Measurement is one of those trade show marketing requirements that some marketers love to hate. Although it’s a necessary evil for budget justification, it needn’t be the arduous task alluded to by all of the mathematical formulas that surround it—return on investment, return on objectives, and so on.
In fact, measurement can be broken down into a series of smaller processes, each one yielding a rich set of metrics. When multiple sources of data are combined and analyzed, the result is a complete profile of prospects with intent to purchase—the critical element for measuring program effectiveness.
This grouping of data sources is becoming an industry best practice. An excellent discussion on measurement took place recently between Bill Sell (industry veteran and host of The Pulse Network’s on-site studio at Exhibitor2011) and Skip Cox (CEO and President of Exhibit Surveys, Inc.). In the video, Skip talks about the value of collecting information from a number of sources as part of an aggressive measurement strategy. Jeffrey Masters of Philips Healthcare refers to his use of multiple sources of attendee data as a “measurement cocktail.”
Lead retrieval and qualification survey processes are crucial for identifying potential customers. Asking questions using BANT criteria to identify the types of products attendees are looking for, the time frame for purchasing, the manner in which they wish to be communicated with, and their role in decision-making helps to develop a profile of the prospect.
RFID yields valuable intelligence about how a customer behaves in the booth: the products they visit, the duration of the visit, and the number of times they visit a particular product station, for example. When this information is cross-referenced with lead retrieval and survey data, it acts as an indicator of purchase intent.
In-booth surveys, such as those conducted by third-party firms like Exhibit Surveys or by the exhibitors themselves, zero in on the attendee experience. Typical questions include: What kind of information or products were you looking for? Did you receive the information or help that you required? Were the sales people available when you needed them? Did the product demonstrations answer your questions? Are you inclined to purchase products from this exhibitor?

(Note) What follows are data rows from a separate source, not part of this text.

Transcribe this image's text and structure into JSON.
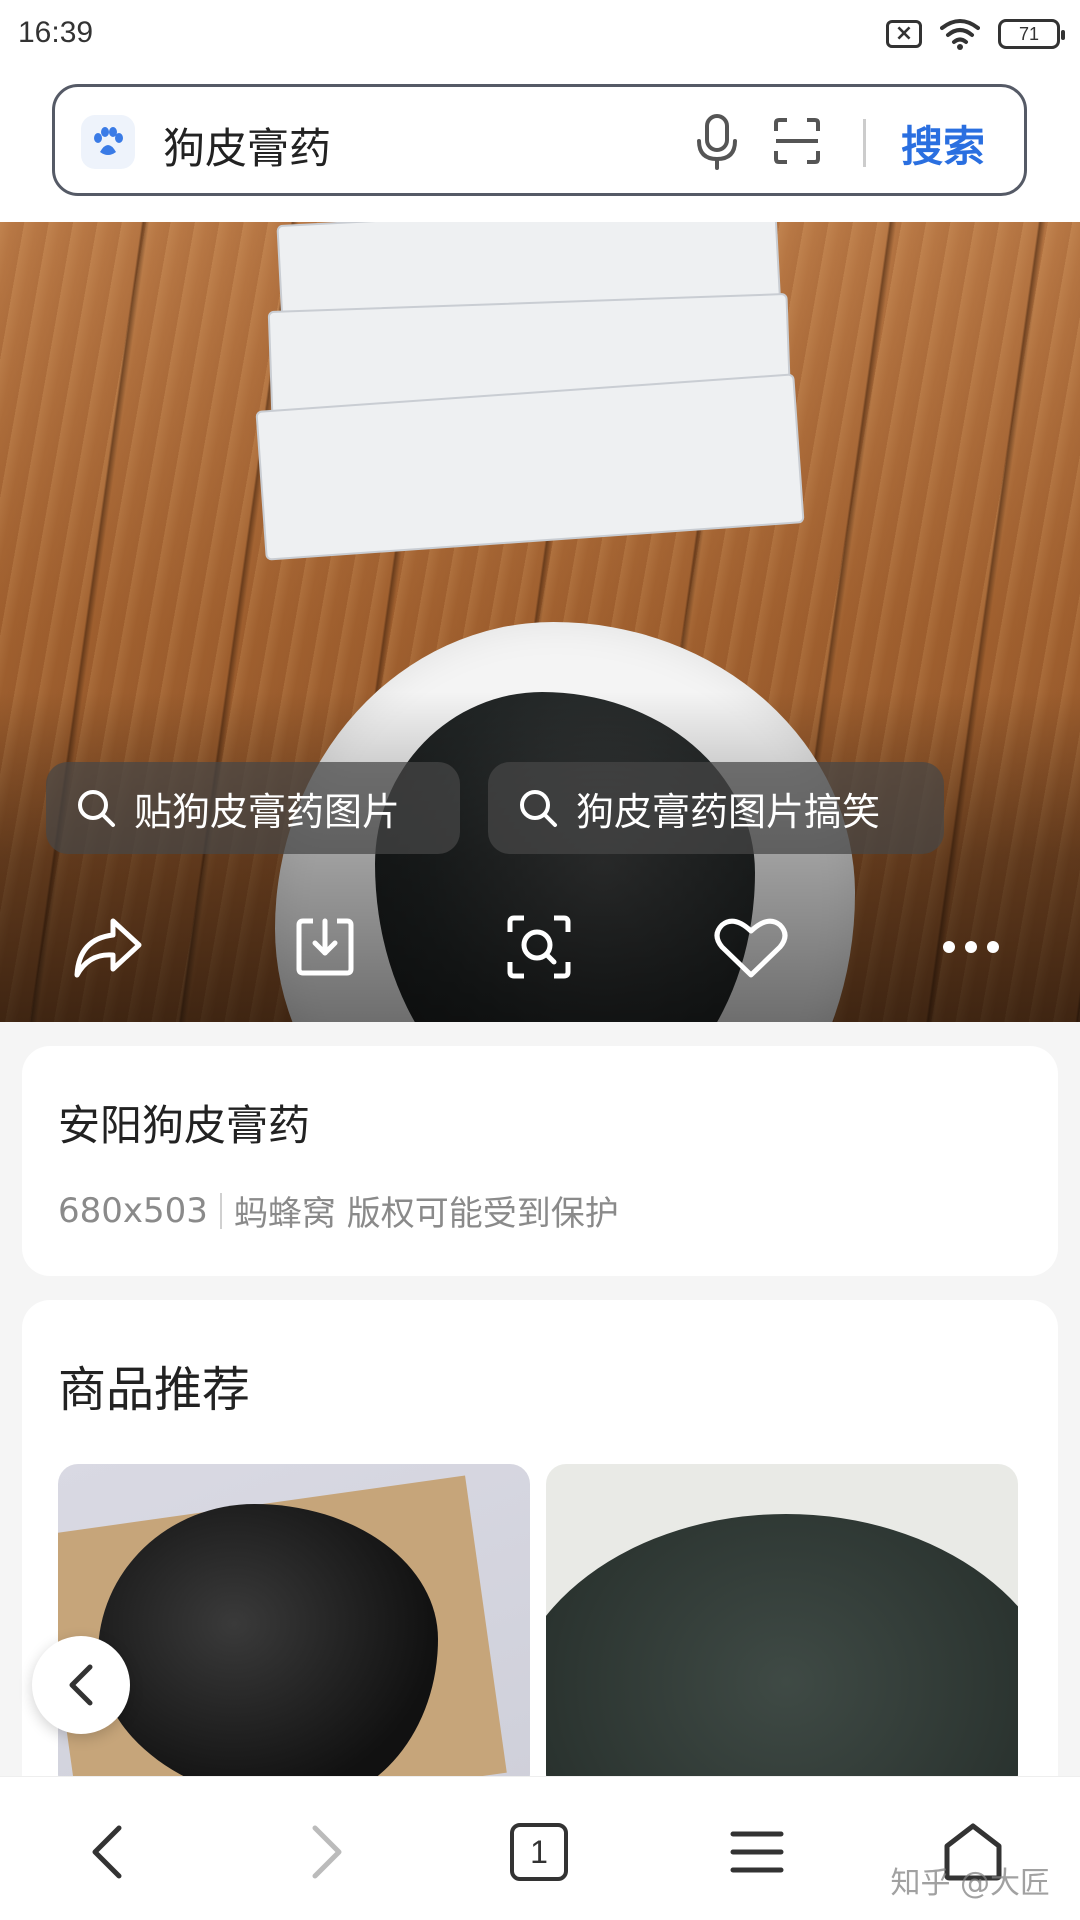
{
  "status_bar": {
    "time": "16:39",
    "battery": "71",
    "sim_icon": "sim-off-icon",
    "wifi_icon": "wifi-icon"
  },
  "search": {
    "query": "狗皮膏药",
    "submit_label": "搜索",
    "accent_color": "#2a6fe0"
  },
  "hero": {
    "related_searches": [
      {
        "label": "贴狗皮膏药图片"
      },
      {
        "label": "狗皮膏药图片搞笑"
      }
    ],
    "actions": [
      "share-icon",
      "download-icon",
      "image-search-icon",
      "favorite-icon",
      "more-icon"
    ]
  },
  "info": {
    "title": "安阳狗皮膏药",
    "dimensions": "680x503",
    "source": "蚂蜂窝 版权可能受到保护"
  },
  "recommend": {
    "title": "商品推荐"
  },
  "bottom_nav": {
    "tab_count": "1",
    "items": [
      "back-icon",
      "forward-icon",
      "tabs-icon",
      "menu-icon",
      "home-icon"
    ]
  },
  "watermark": "知乎 @大匠"
}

Video monitoring—the placement of cameras in the booth area—is another method for confirming the staff’s effectiveness in engaging the customer. It also provides exhibitors with insight into how the booth layout and design elements inhibit or motivate attendees to enter the booth and ultimately to purchase.
All four data sources add something different to the analyses of individual attendees and program effectiveness. In-booth surveys and lead retrieval take into account the intentions of the prospect, while RFID behavioral analysis and video monitoring are key indicators of purchase intent. When analyzed together, trends (as well as deviations) appear and the “hot” leads instantly emerge. Measurement = revenue is the outcome that trade show marketers are also looking for to gain them greater visibility with senior-level managers.